Several issues remain and represent areas of uncertainty in the ILD literature. While gastro esophageal reflux disease (GERD) is a common comorbidity in patients with ILD, notably IPF, there remains equipoise in terms of whether patients with ILD should be systematically initiated on GERD-targeting medications. In addition, as is acknowledged in these guidelines, more data are needed, especially in terms of randomized controlled trials, to define the most optimal treatment approach to non-IPF ILDs, such as RA-ILD, especially in terms of first-line immunosuppressive alternatives to prednisone.
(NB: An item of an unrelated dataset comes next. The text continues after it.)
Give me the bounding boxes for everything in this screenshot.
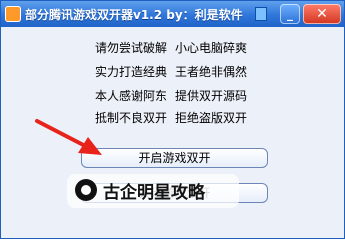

This is an area of marked variability in clinical practice and merits further study. Given that these guidelines include recommendations for the use of immunosuppression for certain non-IPF ILDs, additional guidance in regards to indications for bone health prophylaxis in the setting of prolonged corticosteroid use and for prophylaxis against pneumocystis jirovechi pneumonia depending on the degree of immunosuppression would be helpful additions.

In conclusion, the guidelines published here expand on available ILD clinical practice statements by including recommendations for the management of certain non-IPF ILDs. The Indian Chest Society and the National College of Chest Physicians should be commended for their efforts. Ongoing ILD statements from societies around the world would be a welcomed addition to the literature to make certain that ILD guidelines reach and are applicable to patients across the globe.